Scores from the New York state standardized tests reveal that students in the city displayed a remarkable improvement in math and a slight uptick in English scores during the last academic year.
The number of students who met the proficiency standards in the math exam surged, rising from 37.9% in 2022 to 49.9% in 2023.
The improvement occurred during the first complete academic year under Mayor Eric Adams and his chosen school chancellor, David Banks.
Similarly, English Language Arts proficiency saw a moderate increase from 49.0% in 2022 to 51.7% in 2023.

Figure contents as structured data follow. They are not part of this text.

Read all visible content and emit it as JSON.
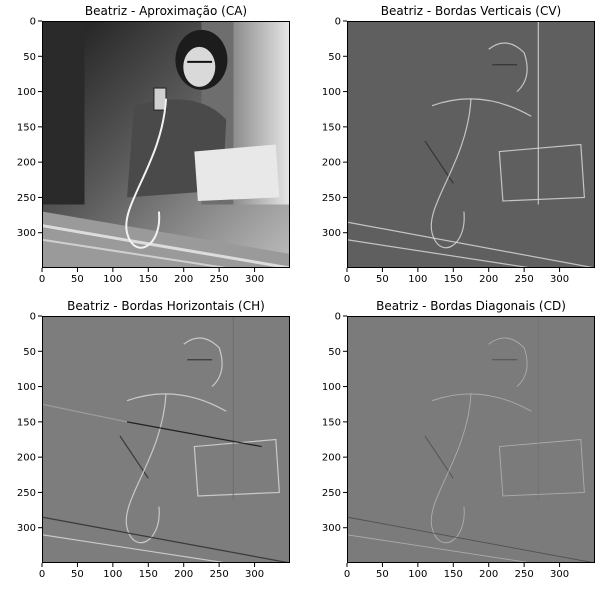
{
  "chart_data": [
    {
      "type": "heatmap",
      "title": "Beatriz - Aproximação (CA)",
      "colormap": "gray",
      "content": "wavelet-approximation",
      "xlim": [
        0,
        350
      ],
      "ylim": [
        350,
        0
      ],
      "xticks": [
        0,
        50,
        100,
        150,
        200,
        250,
        300
      ],
      "yticks": [
        0,
        50,
        100,
        150,
        200,
        250,
        300
      ]
    },
    {
      "type": "heatmap",
      "title": "Beatriz - Bordas Verticais (CV)",
      "colormap": "gray",
      "content": "vertical-edges",
      "xlim": [
        0,
        350
      ],
      "ylim": [
        350,
        0
      ],
      "xticks": [
        0,
        50,
        100,
        150,
        200,
        250,
        300
      ],
      "yticks": [
        0,
        50,
        100,
        150,
        200,
        250,
        300
      ]
    },
    {
      "type": "heatmap",
      "title": "Beatriz - Bordas Horizontais (CH)",
      "colormap": "gray",
      "content": "horizontal-edges",
      "xlim": [
        0,
        350
      ],
      "ylim": [
        350,
        0
      ],
      "xticks": [
        0,
        50,
        100,
        150,
        200,
        250,
        300
      ],
      "yticks": [
        0,
        50,
        100,
        150,
        200,
        250,
        300
      ]
    },
    {
      "type": "heatmap",
      "title": "Beatriz - Bordas Diagonais (CD)",
      "colormap": "gray",
      "content": "diagonal-edges",
      "xlim": [
        0,
        350
      ],
      "ylim": [
        350,
        0
      ],
      "xticks": [
        0,
        50,
        100,
        150,
        200,
        250,
        300
      ],
      "yticks": [
        0,
        50,
        100,
        150,
        200,
        250,
        300
      ]
    }
  ]
}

Chancellor Banks expressed his enthusiasm, stating, “These results are extremely encouraging.”
He added, “Under the first year of this administration, we’re seeing more of our students on grade level and meeting the State’s learning standards, with significant gains in math and increases in ELA as well.”
The tests were designed in alignment with new standards, making them not “directly comparable” to the tests from the preceding year, as per the city’s Department of Education.
Despite this, the chancellor emphasized that the rise in scores is an encouraging indicator, particularly noting the diminishing racial achievement disparity.
Additionally, Banks highlighted that there had been significant progress in proficiency among historically underserved groups, including students of color, multilingual learners, and students with disabilities.
He said, “These results tell us: we’re on the right track. We are making strides in our recovery from the pandemic, and we are going to build on this success this year and beyond.”
The data also highlighted a reduced score disparity between Black and White students: a decline of 2.1% in English and 2.2% in math.
Banks attributed the positive outcomes, in part, to the new phonics-based NYC Reads initiative, which led to a 5.3% point leap in English proficiency in specific districts – more than double the city-wide average gain.
Due to the COVID-19 pandemic, state exams were not conducted for the 2019-2020 and 2020-2021 academic years.
The 2022 math scores for city students witnessed a sharp drop compared to 2019, a trend blamed on pandemic-induced lockdowns and challenges with remote learning.